How much intelligence does a philosophy student need?

Velvel asked:

How intelligent do you need to be to study philosophy?

Answer by Peter Jones

This is a great question. Not particularly would be my answer.

It may seem obvious that the more intelligent we are the quicker we will make progress and the further we will go. But it is possible to be too clever for our own good, and then to go very quickly a long way in completely the wrong direction.

The problem is that the more clever we are the better we will be at defending our prejudices with sophistry. We see the evidence for this all the time in the literature. Better to be a bit simple-minded but dispassionate and honest. Then we forced to simplify the issues to the point we can understand them, and cannot distort them to our own ends by fancy footwork.

In the end the answer would probably depend on what sort of philosophy we want to do, and what exactly we mean by ‘intelligence’. I would say that we don’t need to be above averagely intelligent to succeed at philosophy, just as long as we are sufficiently intelligent to be able to see the essential simplicity of the issues. Being highly intelligent may lead us to make the issues more and more complicated and put any understanding forever out of reach.

The advantage of not being particularly intelligent is that we are more likely to go slowly and cautiously, and thus to naturally follow Descartes’ rule for philosophical progress, which seems to me very good advice.

‘We ought to give the whole of our attention to the most insignificant and most easily mastered facts, and remain a long time in contemplation of them until we are accustomed to behold the truth clearly and distinctly.’
Rene Descartes – Rules for the Direction of Mind Rule IX

Very intelligent people tend to ignore this advice, and the result is that philosophy is made to seem like we would have to be equally intelligent to understand it. It’s like asking how intelligent we would have to be to understand a steam-train. It would all depend on what sort of understanding we want, and whether we would prefer an explanation from the driver or a theoretical physicist. How intelligent we would have to be to understand the explanation would depend on who we ask.

 

Kant and free will

Lisa asked:

What was Kant’s position regarding free will. Was he a libertarian or a soft determinist?

Answer by Craig Skinner

He was a libertarian, although neither term was used in the context of discussion on free will in Kant’s day.

Hume had argued that free will and determinism are compatible, indeed that without (internal) determinism there could be no free will, only chance and caprice: my actions are internally caused (determined) so that I can do what I want to do, but what I want is determined by my character, ambitions, plans etc., and no doubt there are deterministic goings-on in my brain corresponding to these. Of course at the moment of my free choice, there is only one option, the one I wish and choose, there are no alternative options, I could not have done otherwise. This view was later dubbed ‘soft determinism’ by William James (as opposed to honest hard determinism which says we don’t have free will at all).

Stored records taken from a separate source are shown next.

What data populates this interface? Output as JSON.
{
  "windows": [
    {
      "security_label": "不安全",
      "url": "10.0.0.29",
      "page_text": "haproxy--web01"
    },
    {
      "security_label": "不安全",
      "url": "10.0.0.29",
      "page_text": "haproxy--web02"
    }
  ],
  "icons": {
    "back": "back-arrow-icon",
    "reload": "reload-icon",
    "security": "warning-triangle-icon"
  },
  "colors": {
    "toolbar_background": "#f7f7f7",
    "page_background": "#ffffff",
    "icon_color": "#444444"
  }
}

Kant felt that this Humean ‘free will’ without alternative options was a ‘wretched subterfuge’. He felt that, to be morally responsible, we need (and have) a more radical free will whereby at the moment of choice we can choose, by an act of will, to do (or not to do) any one of a range of things, irrespective of the deterministic goings-on in our brains at the time.

Kant, like Hume, was an admirer of Newton and the new mechanical philosophy of nature, and regarded the natural world or world of appearances (the phenomenal’ world) as deterministic. So how did he square this with his libertarian view?

Modern libertarians postulate fancy brain activity involving quantum or chaotic microevents which somehow (they say) get round determinism without amounting to randomness. I am completely unconvinced. It seems to me that however subtle the brain activity, the outcome ultimately is either deterministic or random (neither of which supports a libertarian version of free will), or both.

Kant took a different tack. He agreed that we (including our brains) are creatures in a phenomenal world knowable to us through our senses, and bound by deterministic natural law, and as such we can have no free will. Since free will ddoesn’texist in the natural world, we can’t know of it by observation. But we are also agents who transcend the phenomenal world, and act in the ‘noumenal’ world or world-in-itself, knowable a priori by the intellect. As such, we are not bound by natural law, and can act freely according to our will, so that we can have full-blooded free will with alternative options.

Few people go for Kant’s two-world metaphysics, and I ddon’tthink a ‘two-viewpoints’ or ‘two-perspectives’ approach to one world does the trick.

My view is that we are stuck with Humean free will. And that’s good enough for me. I want my choices and actions to be determined by ME, whether we think of this in terms of events in my brain or of my motives, reasons and intentions.

 

Philosophy and the nature of knowledge

Smith asked:

Is the question whether or not a particular true belief counts as ‘knowledge’ merely vague or a matter of degree? If you think it is, what problem does that solve?

Answer by Peter Jones

Hello Smith,

I find your question difficult to disentangle but here’s a few thoughts.

Philosophy does not explain how we know things. Russell considered the question of how we know things to be the most difficult in philosophy but I feel this was mistake. Philosophy (as he did it) cannot answer this question. It has to be answered by self-examination.

What you do know is that nobody else can know if you know something. So you are the only person who can decide what you know. All this stuff about justified true beliefs is a red herring in my opinion. If we do not know that a belief is true then we do know that it is not knowledge.

In response to your first question I would answer that ‘matter of degree’ and ‘vague’ are not different things. We either know something or we don’t. For the second I would say that an approach to knowledge via the idea of ‘true belief’ solves no problems.

I do not believe it is possible to understand ‘knowing’ by analysis. Rather, I would agree with this ancient sage.

‘All men desire to know, but they do not enquire into that whereby one knows.’ Kuan Tzu (4th-3rd century B.C.)

 

The Glass Bead Game and philosophy

Gershon asked:

Herman Hesse in ‘The Glass Bead Game’ describes a game which is played only by individuals of the very highest intellectual attainment. There is no point or purpose to the game other than the game itself and its aesthetic beauty.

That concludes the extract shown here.